Fundamentals 17 min read

How Does eBPF Work? A Deep Dive into Its VM, Instruction Set, and JIT

This article explains eBPF from a developer's perspective, covering the eBPF virtual machine, instruction encoding, bytecode generation with LLVM/Clang, loading via the bpf() syscall, verifier rules, execution flow, JIT compilation, and how Android builds and packages eBPF programs.

OPPO Kernel Craftsman
OPPO Kernel Craftsman
OPPO Kernel Craftsman
How Does eBPF Work? A Deep Dive into Its VM, Instruction Set, and JIT

Overview of eBPF

eBPF (extended Berkeley Packet Filter) is the modern incarnation of the original BPF virtual machine. It runs programs inside a small VM that provides 11 registers (R0‑R10, where R10 is the frame pointer).

BPF Virtual Machine

The VM fetches, decodes, and executes 32‑bit eBPF instructions. Each instruction consists of an 8‑bit opcode, 8‑bit register specifier, 16‑bit offset, and a 32‑bit immediate value. Wide (64‑bit) instructions extend the immediate field with a reserved area and a second immediate.

BPF VM overview
BPF VM overview

Opcode Class

The low three bits of the opcode encode the class (type) of operation; the remaining five bits have class‑specific meanings.

Opcode class diagram
Opcode class diagram

Load/Store Instructions

Load/store opcodes are composed of a 3‑bit mode, a 3‑bit size, and a 3‑bit class field.

Load/store opcode fields
Load/store opcode fields

Arithmetic and Jump Instructions

Arithmetic/JMP opcodes contain a 4‑bit code, a 1‑bit source selector (K for immediate, X for register), and a 3‑bit class.

Arithmetic/JMP opcode layout
Arithmetic/JMP opcode layout

Compiling eBPF Bytecode

eBPF programs are compiled to ELF objects with machine type EM_BPF using Clang/LLVM. Example source bpfRingbufProg.c produces bpfRingbufProg.o.

llvm-readelf -h bpfRingbufProg.o
llvm-objdump -d bpfRingbufProg.o
Disassembly output
Disassembly output

Loading and Verifying BPF Programs

Loading

int prog_fd = bpf(BPF_PROG_LOAD, &attr, sizeof(attr));
Loading flow
Loading flow

Verification

The kernel verifier performs:

DAG analysis to ensure a directed‑acyclic control‑flow graph (no loops, unreachable code).

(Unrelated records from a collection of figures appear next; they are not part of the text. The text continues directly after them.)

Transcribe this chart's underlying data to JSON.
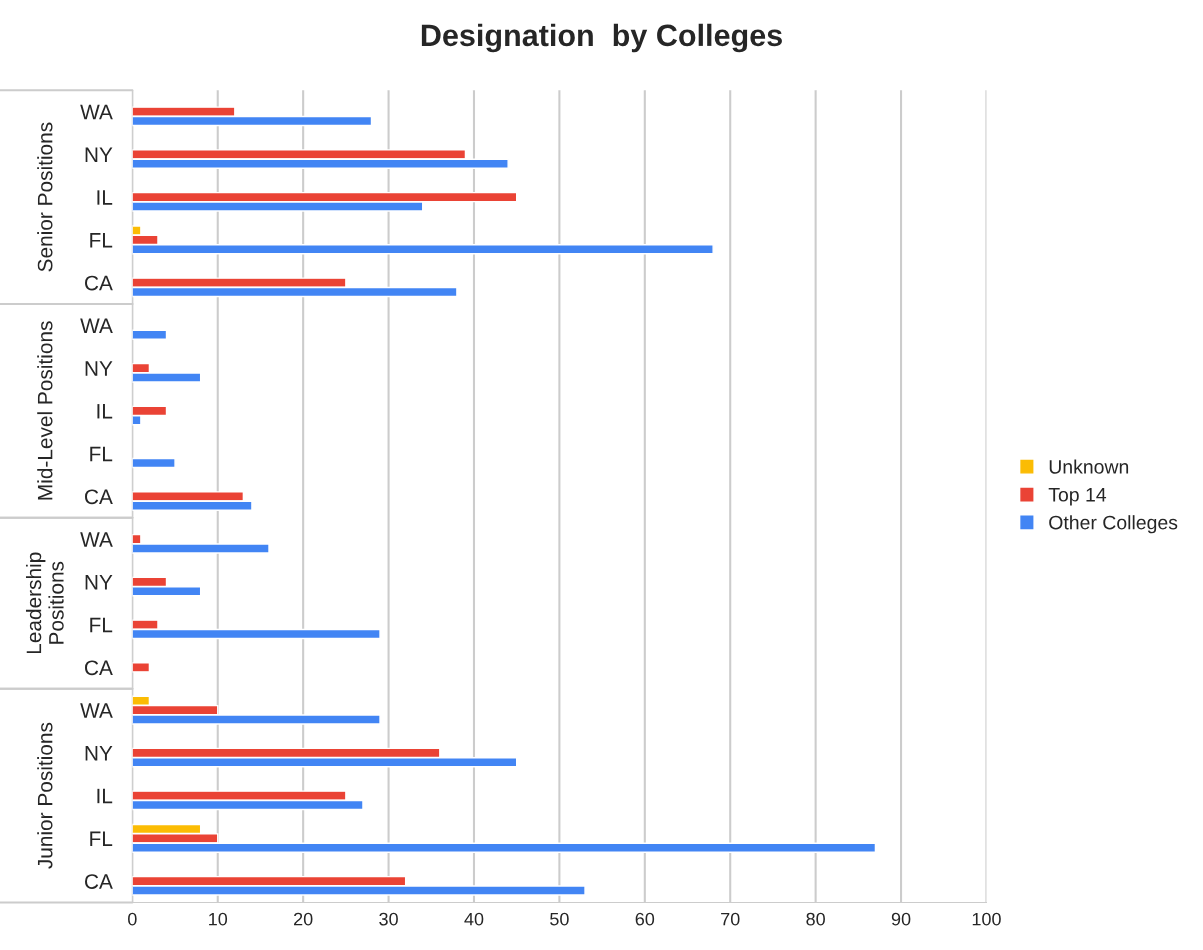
{
  "chart_data": {
    "type": "bar",
    "orientation": "horizontal",
    "title": "Designation  by Colleges",
    "categories": [
      "WA",
      "NY",
      "IL",
      "FL",
      "CA",
      "WA",
      "NY",
      "IL",
      "FL",
      "CA",
      "WA",
      "NY",
      "FL",
      "CA",
      "WA",
      "NY",
      "IL",
      "FL",
      "CA"
    ],
    "series": [
      {
        "name": "Unknown",
        "color": "#fbbc04",
        "values": [
          null,
          null,
          null,
          1,
          null,
          null,
          null,
          null,
          null,
          null,
          null,
          null,
          null,
          null,
          2,
          null,
          null,
          8,
          null
        ]
      },
      {
        "name": "Top 14",
        "color": "#ea4335",
        "values": [
          12,
          39,
          45,
          3,
          25,
          null,
          2,
          4,
          null,
          13,
          1,
          4,
          3,
          2,
          10,
          36,
          25,
          10,
          32
        ]
      },
      {
        "name": "Other Colleges",
        "color": "#4285f4",
        "values": [
          28,
          44,
          34,
          68,
          38,
          4,
          8,
          1,
          5,
          14,
          16,
          8,
          29,
          null,
          29,
          45,
          27,
          87,
          53
        ]
      }
    ],
    "annotations": [
      "Senior Positions",
      "Mid-Level Positions",
      "Leadership\nPositions",
      "Junior Positions"
    ],
    "xlim": [
      0,
      100
    ],
    "xticks": [
      0,
      10,
      20,
      30,
      40,
      50,
      60,
      70,
      80,
      90,
      100
    ],
    "grid": "x",
    "legend": "right"
  }
}
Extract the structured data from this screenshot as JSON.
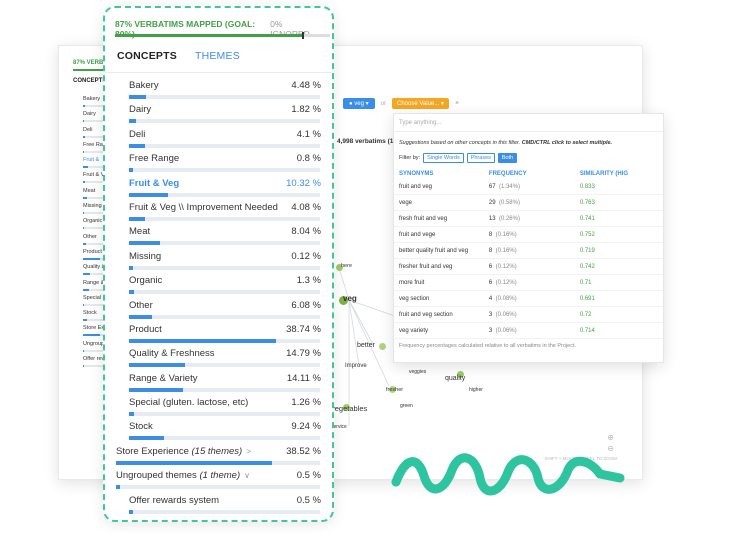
{
  "progress": {
    "mapped_label": "87% VERBATIMS MAPPED (GOAL: 80%)",
    "ignored_label": "0% IGNORED",
    "mapped_pct": 87,
    "goal_pct": 80
  },
  "tabs": {
    "concepts": "CONCEPTS",
    "themes": "THEMES"
  },
  "themes": [
    {
      "label": "Bakery",
      "value": "4.48 %",
      "pct": 4.48
    },
    {
      "label": "Dairy",
      "value": "1.82 %",
      "pct": 1.82
    },
    {
      "label": "Deli",
      "value": "4.1 %",
      "pct": 4.1
    },
    {
      "label": "Free Range",
      "value": "0.8 %",
      "pct": 0.8
    },
    {
      "label": "Fruit & Veg",
      "value": "10.32 %",
      "pct": 10.32
    },
    {
      "label": "Fruit & Veg \\\\ Improvement Needed",
      "value": "4.08 %",
      "pct": 4.08
    },
    {
      "label": "Meat",
      "value": "8.04 %",
      "pct": 8.04
    },
    {
      "label": "Missing",
      "value": "0.12 %",
      "pct": 0.12
    },
    {
      "label": "Organic",
      "value": "1.3 %",
      "pct": 1.3
    },
    {
      "label": "Other",
      "value": "6.08 %",
      "pct": 6.08
    },
    {
      "label": "Product",
      "value": "38.74 %",
      "pct": 38.74
    },
    {
      "label": "Quality & Freshness",
      "value": "14.79 %",
      "pct": 14.79
    },
    {
      "label": "Range & Variety",
      "value": "14.11 %",
      "pct": 14.11
    },
    {
      "label": "Special (gluten. lactose, etc)",
      "value": "1.26 %",
      "pct": 1.26
    },
    {
      "label": "Stock",
      "value": "9.24 %",
      "pct": 9.24
    }
  ],
  "groups": {
    "store_experience": {
      "label": "Store Experience",
      "count": "(15 themes)",
      "value": "38.52 %",
      "pct": 38.52
    },
    "ungrouped": {
      "label": "Ungrouped themes",
      "count": "(1 theme)",
      "value": "0.5 %",
      "pct": 0.5
    },
    "offer": {
      "label": "Offer rewards system",
      "value": "0.5 %",
      "pct": 0.5
    }
  },
  "background": {
    "mini_progress": "87% VERBATI",
    "mini_tab": "CONCEPTS",
    "mini_items": [
      "Bakery",
      "Dairy",
      "Deli",
      "Free Ran",
      "Fruit &",
      "Fruit & V",
      "Meat",
      "Missing",
      "Organic",
      "Other",
      "Product",
      "Quality &",
      "Range &",
      "Special (",
      "Stock",
      "Store Exper",
      "Ungrouped",
      "Offer rev"
    ],
    "filter_chip": "veg",
    "filter_or": "or",
    "filter_choose": "Choose Value...",
    "filter_x": "×",
    "verbatims": "4,998 verbatims (1",
    "graph_nodes": [
      "here",
      "veg",
      "better",
      "Improve",
      "fresher",
      "veggies",
      "quality",
      "higher",
      "vegetables",
      "green",
      "service"
    ],
    "zoom_hint": "SHIFT + MOUSEWHEEL TO ZOOM",
    "zoom_in": "⊕",
    "zoom_out": "⊖"
  },
  "synonyms_popup": {
    "input_placeholder": "Type anything...",
    "suggestion_text": "Suggestions based on other concepts in this filter.",
    "suggestion_bold": "CMD/CTRL click to select multiple.",
    "filter_by": "Filter by:",
    "filters": [
      "Single Words",
      "Phrases",
      "Both"
    ],
    "col_synonyms": "SYNONYMS",
    "col_frequency": "FREQUENCY",
    "col_similarity": "SIMILARITY (HIG",
    "rows": [
      {
        "syn": "fruit and veg",
        "freq": "67",
        "pct": "(1.34%)",
        "sim": "0.833"
      },
      {
        "syn": "vege",
        "freq": "29",
        "pct": "(0.58%)",
        "sim": "0.763"
      },
      {
        "syn": "fresh fruit and veg",
        "freq": "13",
        "pct": "(0.26%)",
        "sim": "0.741"
      },
      {
        "syn": "fruit and vege",
        "freq": "8",
        "pct": "(0.16%)",
        "sim": "0.752"
      },
      {
        "syn": "better quality fruit and veg",
        "freq": "8",
        "pct": "(0.16%)",
        "sim": "0.719"
      },
      {
        "syn": "fresher fruit and veg",
        "freq": "6",
        "pct": "(0.12%)",
        "sim": "0.742"
      },
      {
        "syn": "more fruit",
        "freq": "6",
        "pct": "(0.12%)",
        "sim": "0.71"
      },
      {
        "syn": "veg section",
        "freq": "4",
        "pct": "(0.08%)",
        "sim": "0.691"
      },
      {
        "syn": "fruit and veg section",
        "freq": "3",
        "pct": "(0.06%)",
        "sim": "0.72"
      },
      {
        "syn": "veg variety",
        "freq": "3",
        "pct": "(0.06%)",
        "sim": "0.714"
      }
    ],
    "footer": "Frequency percentages calculated relative to all verbatims in the Project."
  },
  "colors": {
    "accent": "#3a8ee6",
    "green": "#43a047",
    "teal": "#2ec4a0",
    "dashed_border": "#3fc79a"
  }
}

Path simulation to guarantee registers are initialized before use and to enforce register lifetimes across helper calls (R1‑R5 become unreadable after a call, R6‑R9 may be preserved).

Valid example:

bpf_mov R6, 1
bpf_call foo
bpf_mov R0, R6
bpf_exit

Using R1 after a call would fail verification because R1 is clobbered.

Executing eBPF Bytecode

Interpreter

The kernel executes eBPF via ___bpf_prog_run, which builds a 256‑entry jump table (one entry per possible opcode) and dispatches to the appropriate handler.

Jump table initialization
Jump table initialization

Example decoding of instruction 07 01 00 00 44 33 22 11:

code = 0 (ADD)

source = 0 (K = imm)

class = 7 (ALU64)

dst_reg = 1 (R1)

src_reg = 0

imm = 0x11223344

Resulting operation: R1 += 0x11223344.

JIT Compilation

For performance, the kernel can JIT‑compile eBPF bytecode to native ISA (e.g., AArch64). The core JIT routine resides in bpf_jit_comp.c; the function build_insn translates each eBPF instruction into target machine code.

JIT compilation flow
JIT compilation flow

Android eBPF Program Layout

Typical Android build workflow:

Compile cpufreq.bpf.c with Clang/LLVM to cpufreq.bpf.o (EM_BPF ELF).

Generate a C skeleton header with bpftool gen skeleton cpufreq.bpf.o > cpufreq.skel.h. The header defines const void *cpufreq_bpf__elf_bytes containing the bytecode as a constant array.

Link the skeleton header with the native program source ( cpufreq.c) and cross‑compile the whole package for the target architecture (e.g., AArch64).

The resulting executable embeds the eBPF ELF in its .rodata section. It can be extracted with dd and inspected with llvm-readelf or llvm-objdump:

dd if=cpufreq of=bpf_elf.bin bs=1 count=13561 skip=7269
llvm-readelf -h bpf_elf.bin
llvm-objdump -S bpf_elf.bin
Extracted ELF header
Extracted ELF header

This workflow demonstrates the full lifecycle of an eBPF program on Android: source → ELF bytecode → skeleton header → native binary → embedded ELF → runtime loading via bpf() system call.